Не бывает прошедшего времени - [22]
Почему-то не верю, что хоть однажды в доме у нас ночевали нехорошие люди. Чужой человек ведь должен был пройти вначале по двору, постоять на траве у подъезда, поздороваться и перемолвиться с кумушками и хоть как то, а заявить себя.
Как же вы, Иван Спиридонович, в Европе отаборивались?
А ты, Виктор? Как входил в Америки свои и Европы? По какой траве? В какую дверь? Думаю о тех, кто входил в чужое безразличие, растворяясь в нем; даже врагам своим не желаю горшей судьбы.
У меня всегда были собеседники, исповедальники, слушатели, - я рос и формировался, спасибо судьбе, перед множеством заинтересованных взглядов и до сих пор перед ними живу. Это важно, Иван Спиридонович, как жить, когда все глядят сквозь тебя.
Знаете, до чего же хочется побродить по Парижу в одной из компаний моего детства и погрызть зеленую травинку с нашего двора! Причем, уверен, мои голодные одноклассники не падали бы в обморок даже перед роскошнейшими парижскими витринами. Война и то, что мы, дети, тоже победили в войне, формировали нас достойными до величественности, королями на травке...
Почему я вспомнил про все это? На рю Сегюр, поблизости от гостиницы, были выставлены квадраты искусственного дерна. Изумрудная трава, синтетические стебли которой можно было мыть из шланга и ездить по ней хоть на тракторе. Здесь же для полной ясности был изображен мальчик, моющий искусственную траву могучей струей воды, а рядом - другой мальчик, разминающий могучим колесом изумрудность газона. Ненастоящий дерн надлежало укладывать перед загородным домом, где об эту синтетику рекомендовалось вытирать ноги и парковаться на ней. Искусственная трава бесстрашна.
Наверное, это Неплохо, что такое придумали. Что существует бесстрашная лужайка, которая ничего не боится и которую можно носить с собой, как прилежные мусульмане носят молельные коврики для намаза. В то же время мне не нравится, что на свете придумано столько заменителей чего угодно. Эрзац-кофе, эрзац-любовь, эрзац-литература, эрзац-картошка.

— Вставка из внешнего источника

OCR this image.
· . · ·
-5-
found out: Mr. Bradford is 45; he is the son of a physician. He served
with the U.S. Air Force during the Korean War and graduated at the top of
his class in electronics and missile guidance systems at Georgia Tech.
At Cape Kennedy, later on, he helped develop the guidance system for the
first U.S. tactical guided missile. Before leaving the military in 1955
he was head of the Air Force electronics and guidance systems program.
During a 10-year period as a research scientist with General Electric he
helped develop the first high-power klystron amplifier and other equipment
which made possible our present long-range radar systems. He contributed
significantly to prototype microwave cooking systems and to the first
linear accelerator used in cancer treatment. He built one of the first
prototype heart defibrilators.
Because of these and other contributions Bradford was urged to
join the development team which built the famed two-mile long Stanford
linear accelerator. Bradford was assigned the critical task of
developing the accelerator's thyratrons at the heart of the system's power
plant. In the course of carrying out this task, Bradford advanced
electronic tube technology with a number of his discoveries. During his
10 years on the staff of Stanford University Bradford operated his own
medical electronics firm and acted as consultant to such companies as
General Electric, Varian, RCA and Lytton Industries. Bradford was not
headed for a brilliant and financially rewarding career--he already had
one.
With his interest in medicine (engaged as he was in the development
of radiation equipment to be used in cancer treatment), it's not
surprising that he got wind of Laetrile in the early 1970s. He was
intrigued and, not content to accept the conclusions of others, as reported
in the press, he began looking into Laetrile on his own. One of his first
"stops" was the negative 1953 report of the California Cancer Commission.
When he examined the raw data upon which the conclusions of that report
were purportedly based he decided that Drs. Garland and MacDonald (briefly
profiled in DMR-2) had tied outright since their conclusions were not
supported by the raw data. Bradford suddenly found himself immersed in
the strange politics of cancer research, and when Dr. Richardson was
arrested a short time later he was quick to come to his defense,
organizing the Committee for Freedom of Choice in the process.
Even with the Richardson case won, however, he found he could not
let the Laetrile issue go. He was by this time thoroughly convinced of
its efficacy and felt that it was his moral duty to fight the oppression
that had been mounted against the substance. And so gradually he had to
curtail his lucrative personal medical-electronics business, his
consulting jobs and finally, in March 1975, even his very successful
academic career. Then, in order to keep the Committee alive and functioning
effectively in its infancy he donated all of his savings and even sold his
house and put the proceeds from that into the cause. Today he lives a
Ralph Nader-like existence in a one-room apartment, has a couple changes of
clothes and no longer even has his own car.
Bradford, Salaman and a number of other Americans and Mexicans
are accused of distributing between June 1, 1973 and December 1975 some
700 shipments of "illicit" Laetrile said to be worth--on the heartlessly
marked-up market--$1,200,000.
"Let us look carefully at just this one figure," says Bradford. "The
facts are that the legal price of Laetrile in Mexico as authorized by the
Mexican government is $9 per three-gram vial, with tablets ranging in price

Слово "эрзац" во мне с детства. Оно означает "заменитель", "подделка", "искусственный", но я никогда не заглядывал в словари, чтобы усвоить это значение. Виктор, должно быть, усвоил его основательней, долго прожив среди изобретателей самого понятия "эрзац" (бывает ли "эрзац-родина", подумал я). Слово принесли оккупанты, оно исчезало с ними, очень быстро исчезало, тем более что началась активная борьба с космополитами, когда иностранные слова забывались особенно быстро. И все же слова запоминались, как голоса чужих самолетов; я еще по далекому вою различал, где "мессершмитт", а где "хейнкель".
...Никогда не предвидел, что столь легким окажется всякий переход с парижских бульваров на сожженные улицы моего детства - по собственному следу. Бесконечные переходы между войной и миром; я очень хорошо знаю, что бывают времена, когда добрая правда лучше любой выдумки; сейчас вот такое время.
Таков уж стиль этой книги - путевые заметки с мемуарами, но все это мне представляется значительнее, чем просто литературный прием. Факты: нашего времени таковы, что самый большой выдумщик столбенеет, обратись к ним лицом.
Один из немногих случаев, когда я могу согласиться с бывшим британским премьером, человеком безусловно незаурядным, хоть и не из лучших наших друзей. Андре Моруа вспоминает, как они обедали в Лондоне незадолго до начала второй мировой:
"Когда все вышли из-за стола, Черчилль взял меня под руку и отвел в маленькую гостиную.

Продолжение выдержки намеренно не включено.